To add insult to injury, he’s basically been hiding a relationship for you for two years and his excuse is that he hid it because you said you loved him (which… you’ve only done recently so what’s this excuse for hiding it before then?) and he assumed you wouldn’t be okay with non-monogamy and assumed you would leave him… how is this even remotely an acceptable excuse for you?
And maybe this dude is new to open relationships and he started seeing this new person and didn’t know how to communicate this to you or explain it to you and was just afraid so he somehow thought pretending the problem didn’t exist would solve it but… is this really someone who you want to spend the rest of your life with — or even a portion of your life with? Someone who can’t even tell you they’re dating another person actively? Someone, whom you have to drag every single bit of communication out of like drawing blood from a stone? Do you really have something that great? Because honestly… you can do better.
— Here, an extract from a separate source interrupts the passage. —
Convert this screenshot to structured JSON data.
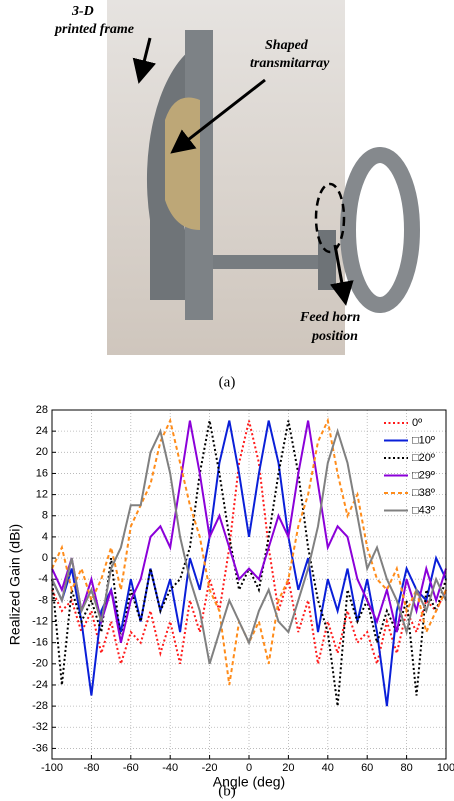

You do not have to accept this standard of communication. He is an adult and he needs to act like it. There is no excuse for him being unable to take responsibility for himself. You are being walked over completely like a doormat and it isn’t acceptable. And maybe I’m interpreting something more sinister here, but the way he basically makes his own lying somehow your fault because he thought you would be uncomfortable with it makes me feel even more convinced that this is not a guy who is going to be there for you when you need it.
You talk about how hesitant he was to have you be involved with his family and friends — and maybe that’s because this other person has been involved and he couldn’t figure out how to explain what’s going on and doesn’t want his family and friends asking you too many questions. That’s not to say this other person is necessarily “more important” than you are to him (she may have had to push to be involved just as much as you have) but it doesn’t bode very well in either case. It doesn’t really sound like he’s as confused as he’s pretending to be.
He can’t even tell you his feelings. And if he needs help with that, he needs to get a therapist. You are not his therapist.
Not only is he not ready, but you deserve better. Please, please do not waste years of your life on somebody who cannot do the bare minimum of communication with you. Expect more for yourself and demand more. Never, ever push yourself into hiding your feelings or pushing down your legitimate needs because you are afraid it will be ‘too much’ for someone. You are not “too much”. You are enough. And good enough. And someone who is worthy of you and your time will have no problem communicating with you, no problem having you be apart of their life, and no problem with being honest with you and loving you just as much as you love them.
Be your authentic self and never allow someone to force you to be anything less. It might be difficult because there are so many men in this world who have been encouraged by this society to not express their emotions, force the women in their life to do all of the emotional labour, not pull their weight — but there are men who are not like this, who will and can behave like adults in a relationship and not pull this kind of nonsense.
Watch this conversation with Eartha Kitt and keep telling yourself that you deserve to fall in love with yourself as passionately as you’ve fallen in love with other people. You deserve someone who proves to you that they have earned the right to be your partner. And don’t ever accept anything less.
Best of luck to you and I hope this helps.
Note: I wrote this column in 2018, so it’s possible my perspective on this may have shifted or expanded. Please feel free to resubmit a similar question.